İstanbul Anakent Belediyesi İtfaiye Müdürü olarak başarılı çalışmalarını yakından izlediğimiz Doç.Dr.Abdurrahman Kılıç'ın geçtiğimiz günlerdeki istifası ulusal basın organlarında ayrıntıları ile yer aldı.

İTÜ'de uzun yıllardır öğretim üyeliği görevini de sürdüren Hocamız ile bu sayımızda İstanbul İtfaiyesi yangın güvenliği ve bu alandaki eğitim-bi-lim olanaklarımızı görüştük. Bilimsel bir perspektifle ülke gerçeklerimizi ve mevcut olanakları uzlaştırabilme çabaları ile koşulların iyileştirilmesi yolunda önemli aşamalar gerçekleştiren Kılıç, bu söyleşisinde bize; yaptığı işe gönül verenlere ülkemizin duyduğu ihtiyacı bir kez daha hissettirdi.

Aynı zamanda Dergimizin Yayın Kurulu üyesi olan Sayın Kılıç'a bu güzel söyleşi için teşekkür ediyoruz.

TERMODİNAMİK : Bilimin Türkiye'de yangın güvenliği ve müdahale yöntemleri alanındaki yeri nedir? İtfaiye teşkilatını öncelikle bu açıdan değerlendirir misiniz?

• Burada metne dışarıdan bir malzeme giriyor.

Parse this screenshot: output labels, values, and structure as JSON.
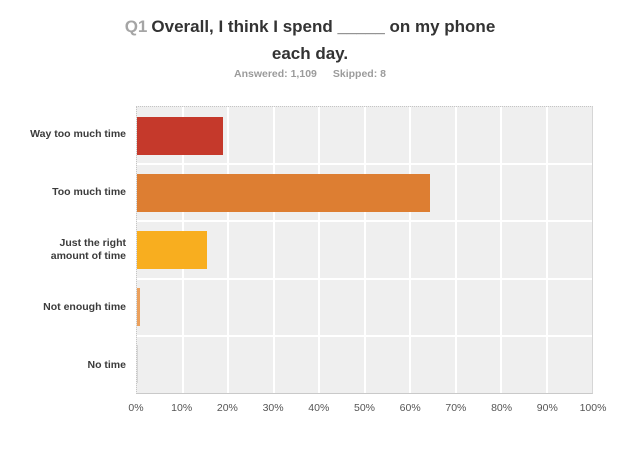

KILIÇ : Önceleri yangın söndürme ve yangın güvenlik önlemleri konusunun üniversitede başlı başına bir konu, bölüm olabileceğini düşünmüştük. Ama neredeyse bilinen tüm fen bilimleri ve mühendislik dallarının önemli ölçüde rol oynadığını gördük.

Yabancı ülkelerde 1800'lü yıllardan beri araştırma üniteleri, laboratuarların var olduğunu görüyoruz. İtafiye açısından bakıldığında da- yurt ışında bir çok yangın akademilerinin bulunduğunu biliyoruz. Yurt dışında herhangi bir binanın mühendislerce kontrolü yapılıp, onayı alınmadan in-şaası mümkün değil. Berlin'in nüfusu İstanbul'un 1/3'ü kadardır. Ama Berlin itfaiyesinde 85 yüksek mühendis çalışmaktadır. Tokyo itfaiyesinde de 500-600 civarında mühendis var. Bu tarzdaki gelişmelere bakarsanız gerçekten itfaiyenin ve yangın güvenlik önlemlerinin çağımızda bilimsel olarak ele alınması hem mühendislik açısından hem araştırma bakımından ele alınması, o ülkenin alt yapısına, o ülkenin üretim ve teknolojisine uygun sistemlerin geliştirilmesi ve uygulanması gerekir. Yangın güvenlik önlemleri ve itfaiye, yangın ve arkasından söndürme şeklinde ele alınırsa asıl hata burada oluyor. Benim hep söylediğim şudur; Yangın itfaiyeyle söndürülmez. Daha önceden alınan önlemlerle söndürülür. İş başa geldikten sonra, itfaiyenin tek yapacağı; yangının yan taraflara geçişinin azaltılması olacaktır ki, o da iyi bir teşkilat olduğu zaman mümkündür. Ayrıca, Avrupa ülkelerinin kullandığı metodlara entegrasyon da çok önemli. Biz eğer teknolojiyi oradan alıyorsak, Avrupa Topluluğu'na girmeye hazırlanıyorsak, standartlar alıyorsak bu konudaki sistemin de onlara benzer olması lazım. O sistemi alıp aynısını uygulamak değil, buraya adapte ederek uygulamamız lazım. Bunun için de araştırma kurumlarına büyük görev düşüyor. Üniversitede bu yönde bazı çalışmalar yaptık. Şimdi bazı dersler de veriliyor. Bana göre, Türkiye'deki yangın güvenlik önlemlerinin ve itfaiyenin Avrupa düzeyine gelmesi için, çok iyi bir çalışmayla 70-80 yıl gerekiyor. Ama onlara yetişmek için onların bu seviyede kalması lazım. Aksi takdirde mümkün değil.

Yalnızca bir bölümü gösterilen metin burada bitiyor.